Neither statement is entirely accurate.
It is true that Delaware law—outside Revlon-land – allows a board to take into account the interests of “different constituencies in discharging its responsibilities, provided there are rationally connected benefits for shareholders”. Revlon, Inc. v. MacAndrews & Forbes Holdings, Inc., 506 A.2d 173, 182 (Del. 1986). But Delaware law is also clear that directors can make compromises that benefit stakeholders at the expense of shareholders. In In re Trados, Inc. Shareholder Litigation, 73 A.3d 17, 40–41 (Del. Ch. 2013), for example, Vice Chancellor Travis Laster stated that “the standard of conduct for trustees requires that they endeavor in good faith and with full knowledge to maximize the value of the company for the benefit of its residual successors, the ultimate beneficiaries of the value of the company, and not for the benefit of its contractual successors. Trados can presumably be read as also suggesting that shareholders should be the primary beneficiary of corporate decisions.
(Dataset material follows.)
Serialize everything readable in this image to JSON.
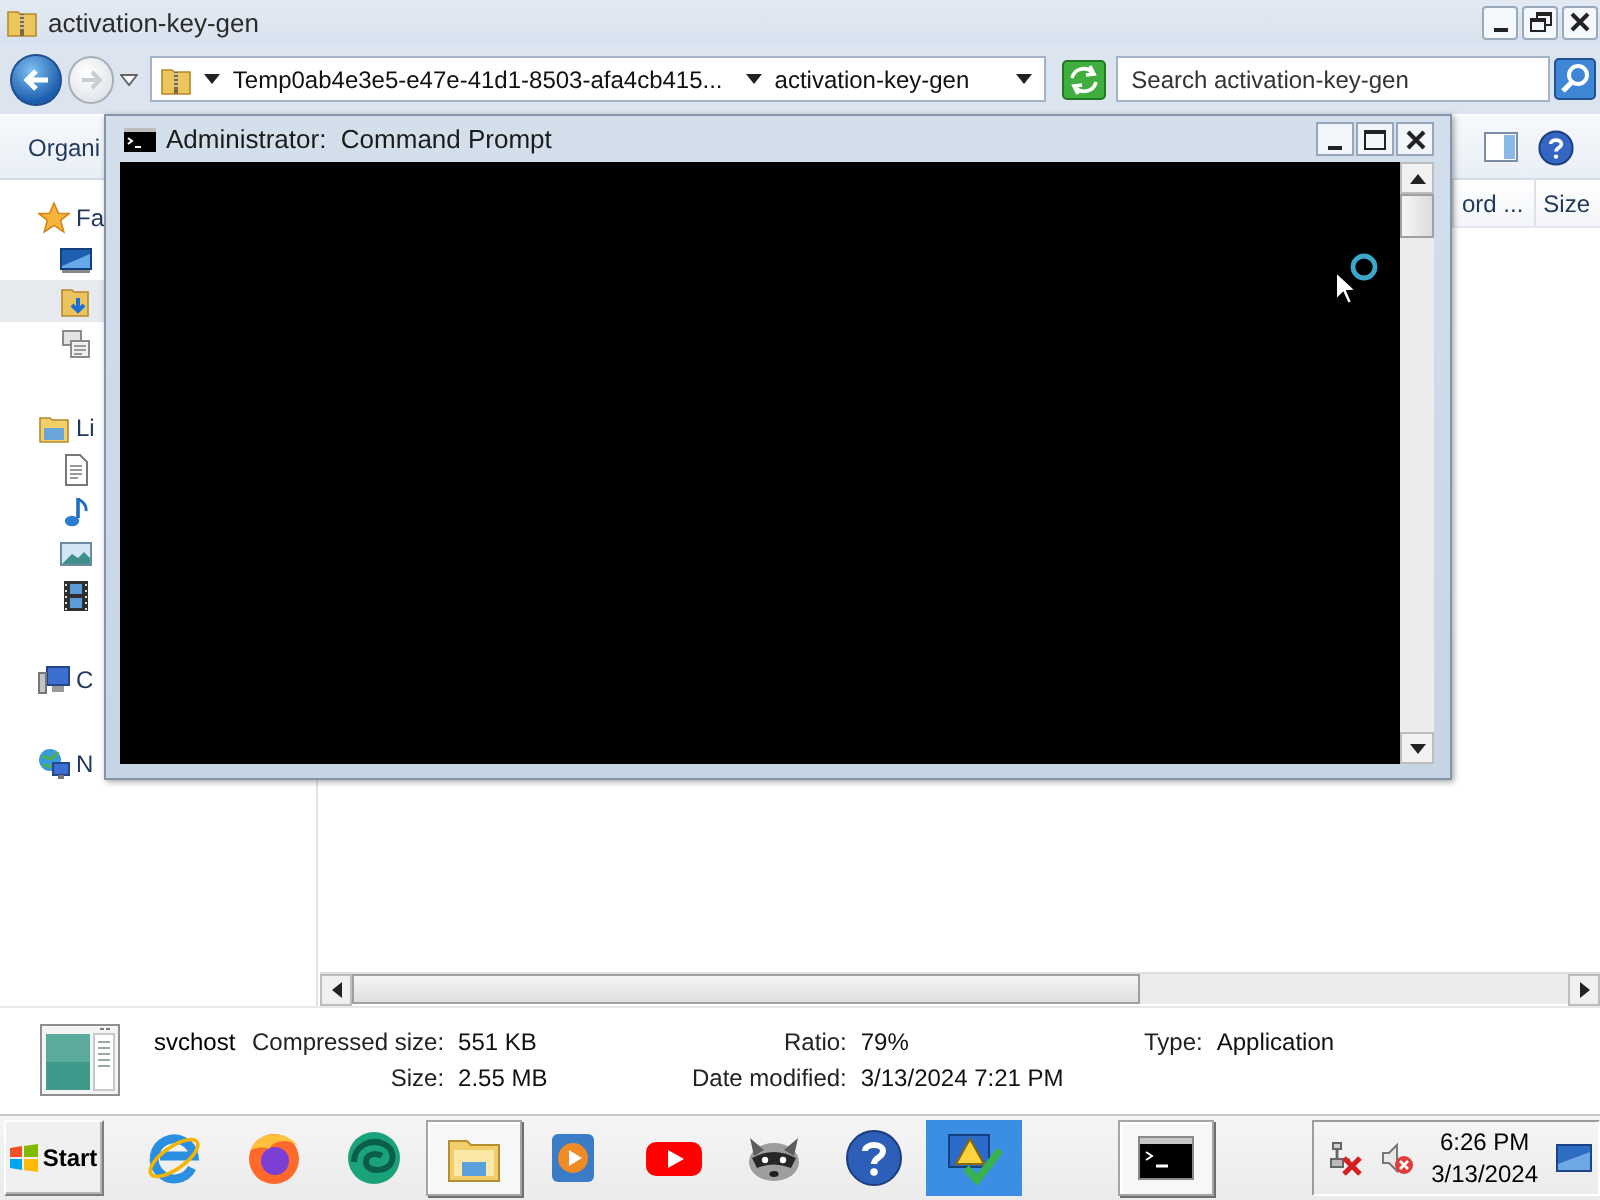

With respect to stakeholder jurisdictions, although constituency bylaws allow directors to consider the interests of non-shareholder constituencies, the bylaws do not expressly authorize directors to harm shareholder interests for the benefit of stakeholders. Thus, constituency statutes can be understood as a narrow rejection of RevlonThe rule that shareholder value is the only lawful measure for directors’ decision-making once a process of sale of control has begun, which was intended as an adjustment rather than a fundamental change in corporate law. Accordingly, constituency statutes could plausibly be interpreted as preserving a requirement that director actions taken after considering stakeholder interests must always be rationally related to shareholder interests. As Jonathan Macey explained, the bylaws “are mere tie-breakers, allowing managers to consider the interests of non-shareholder constituencies when it does not demonstrably harm shareholders”.
Drafters should clarify and confirm that, in both common law and stakeholder jurisdictions, directors cannot in any way benefit stakeholders at the expense of shareholders. This is obviously the law in the first and most plausible understanding of constituency statutes.
The full document is available for download here.